Buy British Stocks as Brexit Bearishness Overdone, Says BarclaysBy
Domestic-focused U.K. shares predicted to outperform peers
WH Smith, M&S and Lloyds added to recommended equity list
Brexit’s bark may be worse than its bite where British stocks are concerned, according to Barclays Plc.
While domestically-focused U.K. companies have received little favor from investors worried about the fallout from Britain’s exit from the European Union, a nascent outperformance has further to go, Barclays equity strategists led by Dennis Jose wrote in a note. Such shares are pricing in expectations of a recession-style decline in consumer spending even as economic data has been fairly robust, they said, calling such a drop unlikely.
“While Brexit negotiations will undoubtedly cause volatility around economic sentiment, we suspect that markets currently overestimate the impact of a ‘hard’ Brexit,” the strategists wrote on Monday. “The high premium paid by investors for relative safe-haven, high-quality, low-volatility stocks in the U.K. market looks very high compared with historical norms.”

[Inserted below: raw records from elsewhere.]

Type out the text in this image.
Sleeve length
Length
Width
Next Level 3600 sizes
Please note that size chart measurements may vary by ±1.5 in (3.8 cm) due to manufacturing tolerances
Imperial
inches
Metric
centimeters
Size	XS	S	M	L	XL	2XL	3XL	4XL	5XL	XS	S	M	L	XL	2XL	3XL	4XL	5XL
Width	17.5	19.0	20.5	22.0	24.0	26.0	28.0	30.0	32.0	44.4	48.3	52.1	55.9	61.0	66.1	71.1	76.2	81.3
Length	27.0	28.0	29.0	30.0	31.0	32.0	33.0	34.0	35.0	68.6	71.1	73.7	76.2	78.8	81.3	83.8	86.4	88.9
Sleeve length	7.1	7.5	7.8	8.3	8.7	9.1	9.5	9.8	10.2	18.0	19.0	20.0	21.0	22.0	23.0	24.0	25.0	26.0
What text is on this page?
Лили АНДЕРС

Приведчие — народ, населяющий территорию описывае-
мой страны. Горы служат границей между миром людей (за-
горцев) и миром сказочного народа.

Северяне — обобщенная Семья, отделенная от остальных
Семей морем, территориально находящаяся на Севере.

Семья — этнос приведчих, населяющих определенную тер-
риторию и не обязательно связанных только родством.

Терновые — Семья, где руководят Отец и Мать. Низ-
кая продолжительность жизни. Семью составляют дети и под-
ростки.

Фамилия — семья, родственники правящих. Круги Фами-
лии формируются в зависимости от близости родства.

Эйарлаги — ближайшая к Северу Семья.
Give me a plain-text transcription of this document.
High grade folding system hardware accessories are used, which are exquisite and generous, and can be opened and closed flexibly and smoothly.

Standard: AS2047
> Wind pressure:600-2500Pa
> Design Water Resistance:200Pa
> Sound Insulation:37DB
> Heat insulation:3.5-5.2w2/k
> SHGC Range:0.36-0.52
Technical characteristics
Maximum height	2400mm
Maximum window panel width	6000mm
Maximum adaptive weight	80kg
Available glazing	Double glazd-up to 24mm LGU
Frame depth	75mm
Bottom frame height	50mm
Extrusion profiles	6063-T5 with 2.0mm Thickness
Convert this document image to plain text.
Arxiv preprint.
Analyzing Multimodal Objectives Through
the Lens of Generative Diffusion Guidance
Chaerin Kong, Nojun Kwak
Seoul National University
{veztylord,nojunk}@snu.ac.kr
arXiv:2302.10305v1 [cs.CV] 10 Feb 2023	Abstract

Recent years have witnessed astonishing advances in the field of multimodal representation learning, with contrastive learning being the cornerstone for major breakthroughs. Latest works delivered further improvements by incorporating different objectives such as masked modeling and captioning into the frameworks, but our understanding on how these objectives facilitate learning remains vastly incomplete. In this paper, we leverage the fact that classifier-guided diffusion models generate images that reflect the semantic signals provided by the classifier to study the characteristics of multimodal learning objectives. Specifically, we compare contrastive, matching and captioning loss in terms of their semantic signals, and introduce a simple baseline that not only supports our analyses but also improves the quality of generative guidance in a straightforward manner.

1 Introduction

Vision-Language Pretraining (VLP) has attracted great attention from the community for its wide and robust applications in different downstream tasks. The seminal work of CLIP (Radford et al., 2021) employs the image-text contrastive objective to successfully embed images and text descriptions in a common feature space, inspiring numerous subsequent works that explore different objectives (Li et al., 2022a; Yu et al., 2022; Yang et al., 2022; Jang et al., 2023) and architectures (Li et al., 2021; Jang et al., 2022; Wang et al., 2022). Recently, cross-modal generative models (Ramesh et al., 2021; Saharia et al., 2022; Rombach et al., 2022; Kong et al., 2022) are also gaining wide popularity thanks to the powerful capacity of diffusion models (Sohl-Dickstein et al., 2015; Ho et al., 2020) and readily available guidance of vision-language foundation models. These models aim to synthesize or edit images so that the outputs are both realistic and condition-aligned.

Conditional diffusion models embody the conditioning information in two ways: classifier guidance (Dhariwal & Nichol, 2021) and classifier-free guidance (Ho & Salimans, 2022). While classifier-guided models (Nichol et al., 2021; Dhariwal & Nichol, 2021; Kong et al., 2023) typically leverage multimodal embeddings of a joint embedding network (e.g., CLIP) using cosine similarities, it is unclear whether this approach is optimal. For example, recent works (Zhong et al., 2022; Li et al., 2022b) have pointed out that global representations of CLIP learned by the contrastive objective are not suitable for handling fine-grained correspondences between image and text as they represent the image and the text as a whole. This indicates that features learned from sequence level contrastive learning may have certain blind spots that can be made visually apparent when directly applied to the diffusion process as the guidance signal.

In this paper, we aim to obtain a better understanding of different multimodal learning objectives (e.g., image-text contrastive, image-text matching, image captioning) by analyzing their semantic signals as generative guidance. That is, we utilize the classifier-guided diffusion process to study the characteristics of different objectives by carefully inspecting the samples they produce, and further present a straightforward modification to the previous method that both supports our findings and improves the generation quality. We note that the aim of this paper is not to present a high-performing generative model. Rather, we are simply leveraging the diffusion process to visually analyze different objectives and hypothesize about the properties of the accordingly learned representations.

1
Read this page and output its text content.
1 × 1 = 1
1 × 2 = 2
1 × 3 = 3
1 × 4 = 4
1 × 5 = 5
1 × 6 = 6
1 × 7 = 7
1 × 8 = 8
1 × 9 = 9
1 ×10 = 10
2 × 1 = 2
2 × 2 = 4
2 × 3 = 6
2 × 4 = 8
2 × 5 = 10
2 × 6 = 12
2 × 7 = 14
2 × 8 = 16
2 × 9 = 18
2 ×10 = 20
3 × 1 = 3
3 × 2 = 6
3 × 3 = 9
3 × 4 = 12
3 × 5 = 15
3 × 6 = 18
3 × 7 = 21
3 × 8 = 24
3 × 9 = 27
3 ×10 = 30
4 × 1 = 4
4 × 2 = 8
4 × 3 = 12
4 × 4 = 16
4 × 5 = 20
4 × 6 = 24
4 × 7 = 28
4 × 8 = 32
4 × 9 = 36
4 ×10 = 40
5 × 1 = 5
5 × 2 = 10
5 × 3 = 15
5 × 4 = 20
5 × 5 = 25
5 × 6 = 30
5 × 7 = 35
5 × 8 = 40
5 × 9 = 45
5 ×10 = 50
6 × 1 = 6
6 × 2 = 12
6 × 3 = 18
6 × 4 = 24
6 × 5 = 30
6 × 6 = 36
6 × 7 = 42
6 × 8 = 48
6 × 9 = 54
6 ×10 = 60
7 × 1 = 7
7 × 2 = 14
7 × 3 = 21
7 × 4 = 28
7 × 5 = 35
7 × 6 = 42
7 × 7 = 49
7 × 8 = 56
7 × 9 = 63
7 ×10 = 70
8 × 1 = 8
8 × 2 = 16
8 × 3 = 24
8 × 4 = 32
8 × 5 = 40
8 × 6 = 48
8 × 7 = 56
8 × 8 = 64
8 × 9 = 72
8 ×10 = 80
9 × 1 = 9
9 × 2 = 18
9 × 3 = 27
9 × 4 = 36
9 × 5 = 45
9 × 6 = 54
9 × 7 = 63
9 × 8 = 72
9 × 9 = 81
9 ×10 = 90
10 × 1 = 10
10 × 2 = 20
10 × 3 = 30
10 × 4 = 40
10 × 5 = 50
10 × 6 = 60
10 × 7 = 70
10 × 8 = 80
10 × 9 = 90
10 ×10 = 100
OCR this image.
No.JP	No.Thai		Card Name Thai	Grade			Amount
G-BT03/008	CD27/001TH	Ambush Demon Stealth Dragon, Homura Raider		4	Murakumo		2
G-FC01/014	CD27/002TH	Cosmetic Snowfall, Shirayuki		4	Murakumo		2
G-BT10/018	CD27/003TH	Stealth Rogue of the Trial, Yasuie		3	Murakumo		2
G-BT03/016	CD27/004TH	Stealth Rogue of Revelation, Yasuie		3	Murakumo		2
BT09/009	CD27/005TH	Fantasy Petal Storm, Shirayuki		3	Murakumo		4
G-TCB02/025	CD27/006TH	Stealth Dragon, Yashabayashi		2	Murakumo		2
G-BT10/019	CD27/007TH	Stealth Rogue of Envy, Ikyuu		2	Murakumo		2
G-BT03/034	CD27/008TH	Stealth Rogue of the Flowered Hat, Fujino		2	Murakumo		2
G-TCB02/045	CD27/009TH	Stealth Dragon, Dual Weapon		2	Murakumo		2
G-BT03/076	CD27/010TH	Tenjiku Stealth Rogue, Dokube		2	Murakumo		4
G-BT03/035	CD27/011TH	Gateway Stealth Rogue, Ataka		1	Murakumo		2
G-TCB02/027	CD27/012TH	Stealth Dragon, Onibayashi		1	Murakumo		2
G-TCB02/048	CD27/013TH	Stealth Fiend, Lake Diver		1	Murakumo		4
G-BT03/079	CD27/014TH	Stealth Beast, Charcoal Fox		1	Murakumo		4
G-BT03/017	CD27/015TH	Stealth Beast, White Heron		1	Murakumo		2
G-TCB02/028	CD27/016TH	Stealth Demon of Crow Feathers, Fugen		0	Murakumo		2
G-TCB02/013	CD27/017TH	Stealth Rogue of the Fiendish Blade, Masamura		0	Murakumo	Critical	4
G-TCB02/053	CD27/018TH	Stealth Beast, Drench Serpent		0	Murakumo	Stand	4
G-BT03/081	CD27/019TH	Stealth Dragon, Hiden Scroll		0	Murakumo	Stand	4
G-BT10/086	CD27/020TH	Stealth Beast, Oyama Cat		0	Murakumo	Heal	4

The FTSE 250 Index, with greater exposure to the domestic economy, looks cheap relative to the FTSE 100 Index, according to Barclays. Earnings estimates for the gauge of midcaps have been revised upward since the referendum, even though valuations suggest that many fear a drop in profit, the strategists said.
While gains in the FTSE 250 have lagged those of the FTSE 100 since the June 23 vote, it has recently begun outperforming. The measure of mid-sized firms has jumped 4.8 percent this quarter, about twice as much as its large-cap counterpart, benefiting from a strengthening in the pound and economic data including better-than-forecast retail sales.
Barclays added WH Smith Plc, Marks & Spencer Group Plc and Lloyds Banking Group Plc to its list of recommended European equities, removing Spain’s Almirall SA, France’s Societe Generale SA and Dublin-based Paddy Power Betfair Plc.
Despite fighting talk already breaking out ahead of Brexit negotiations, the EU will favor a deal which resembles the status quo, being loathe to disrupt deeply-embedded supply chains between the two sides, argues Barclays.
If markets don’t entirely share the optimism, global firms at least are taking advantage of the slump in sterling: the number of foreign companies buying up U.K. firms is at a historic high, the bank said.